L’introduzione del dazio rientra nel quadro della riforma doganale dell’UE e ha l’obiettivo di garantire parità di condizioni per gli operatori economici europei e contrastare fenomeni fraudolenti in danno ai consumatori.
Le ispezioni mirate condotte infatti nei 27 Stati membri dell’UE nel corso del 2025 su cosmetici, dispositivi di protezione individuale (DPI), integratori alimentari, giocattoli ed elettronica hanno rivelato allarmanti casi di non conformità: oltre il 60% dei prodotti controllati non rispettava gli standard UE a causa di etichette mancanti, ingredienti vietati o assenza di documentazione di sicurezza.

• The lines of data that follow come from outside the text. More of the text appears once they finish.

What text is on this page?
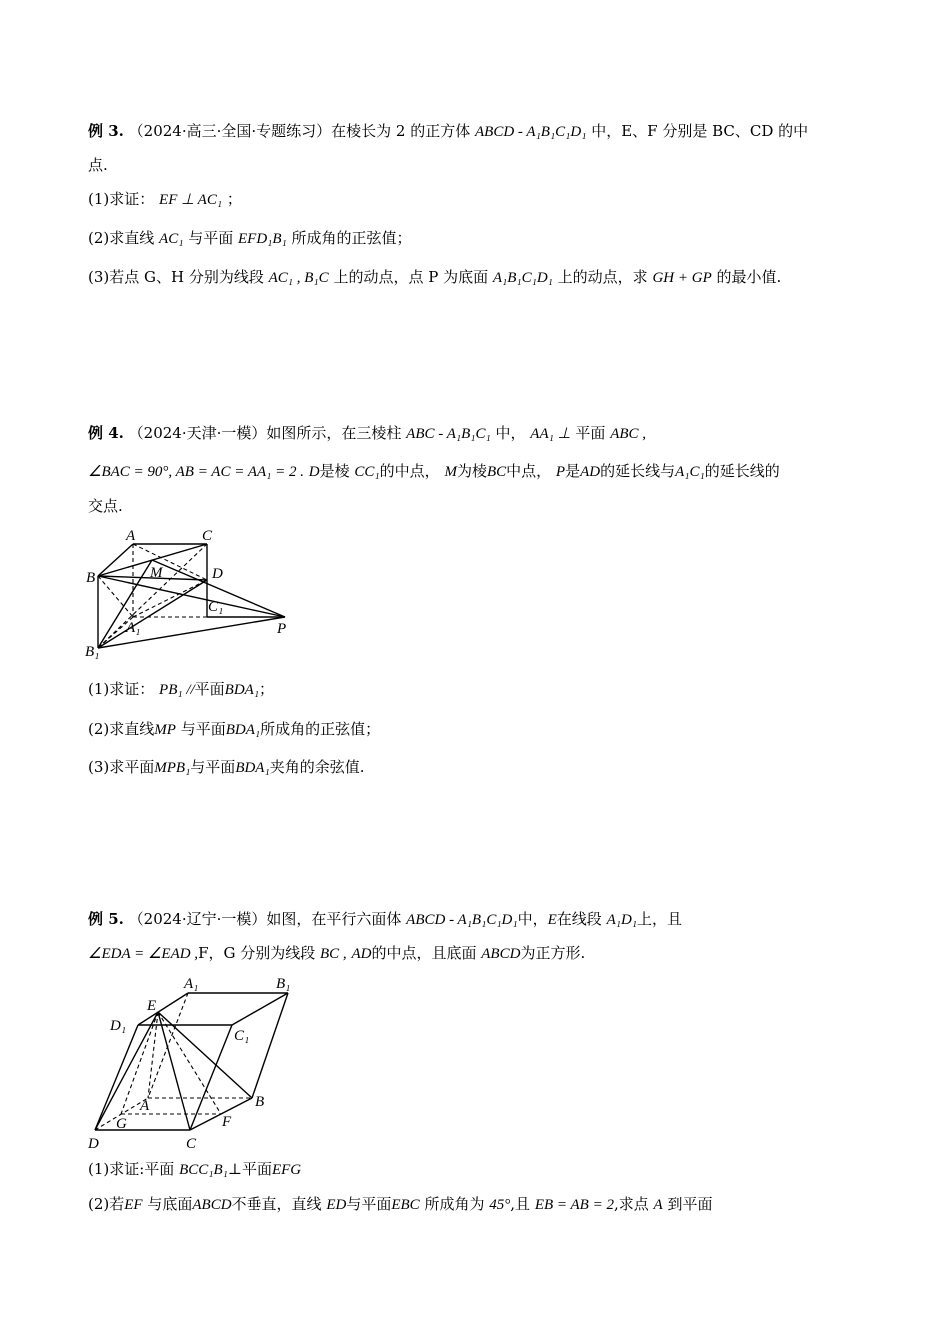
例 3. （2024·高三·全国·专题练习）在棱长为 2 的正方体 ABCD - A₁B₁C₁D₁ 中，E、F 分别是 BC、CD 的中
点.
(1)求证： EF ⊥ AC₁ ；
(2)求直线 AC₁ 与平面 EFD₁B₁ 所成角的正弦值；
(3)若点 G、H 分别为线段 AC₁ , B₁C 上的动点，点 P 为底面 A₁B₁C₁D₁ 上的动点，求 GH + GP 的最小值.
例 4. （2024·天津·一模）如图所示，在三棱柱 ABC - A₁B₁C₁ 中， AA₁ ⊥ 平面 ABC ,
∠BAC = 90°, AB = AC = AA₁ = 2 . D是棱 CC₁的中点， M为棱BC中点， P是AD的延长线与A₁C₁的延长线的
交点.
A	C
B	M	D
C₁
A₁	P
B₁
(1)求证： PB₁ //平面BDA₁；
(2)求直线MP 与平面BDA₁所成角的正弦值；
(3)求平面MPB₁与平面BDA₁夹角的余弦值.
例 5. （2024·辽宁·一模）如图，在平行六面体 ABCD - A₁B₁C₁D₁中，E在线段 A₁D₁上，且
∠EDA = ∠EAD ,F，G 分别为线段 BC , AD的中点，且底面 ABCD为正方形.
A₁	B₁
E
D₁
C₁
A	B
G	F
D	C
(1)求证:平面 BCC₁B₁⊥平面EFG
(2)若EF 与底面ABCD不垂直，直线 ED与平面EBC 所成角为 45°,且 EB = AB = 2,求点 A 到平面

L’intervento risponde alla profonda evoluzione del commercio elettronico internazionale che ha visto solo nel 2025 importare nell’Unione europea circa 5,9 miliardi di articoli di basso valore, beneficiando dell’esenzione prevista dalla soglia de minimis di 150 euro, una disciplina introdotta per ridurre gli oneri amministrativi ma oggi superata dalla digitalizzazione delle procedure doganali e dall’incremento dei volumi di traffico.
Il dazio si applica alle vendite a distanza di merci provenienti da Paesi terzi il cui valore non supera i 150 euro. L’imposta non viene determinata per singolo collo, ma in base alla classificazione tariffaria dei singoli articoli contenuti nel pacco e dichiarata in dogana.
Si prevede che la misura resti in vigore per i prossimi due anni fino al 1° Luglio 2028, quando entrerà in funzione l’EU Customs Data Hub per l’e-commerce e le merci saranno soggette all’aliquota daziaria normale prevista dalla tariffa doganale.
Il responsabile del pagamento è il dichiarante della merce, ossia il venditore o l’importatore, che da oggi non avrà più riconosciuta l’esenzione daziaria, ma le associazioni dei consumatori stimano che la nuova misura costerà ai cittadini europei circa 18 miliardi annui.
Per migliorare la tracciabilità, a partire dal 1° Novembre 2026 sarà obbligatorio l’utilizzo dei codici identificativi del prodotto (PID), ma la loro dichiarazione potrà essere effettuata su base volontaria già dal 1° Luglio, aiutando le autorità doganali a individuare e bloccare merci pericolose o non conformi.
Nel frattempo che quella ribattezzata “tassa anti Cina” fa il suo esordio la tassa nazionale sui piccoli pacchi è slittata ad Ottobre. Una decisione presa dal Governo italiano e introdotta dal Consiglio dei Ministri all’interno del nuovo decreto Infrastrutture, che ha posticipato l’efficacia del balzello per le merci fino a 150 euro di valore provenienti da oltre i confini dell’Ue.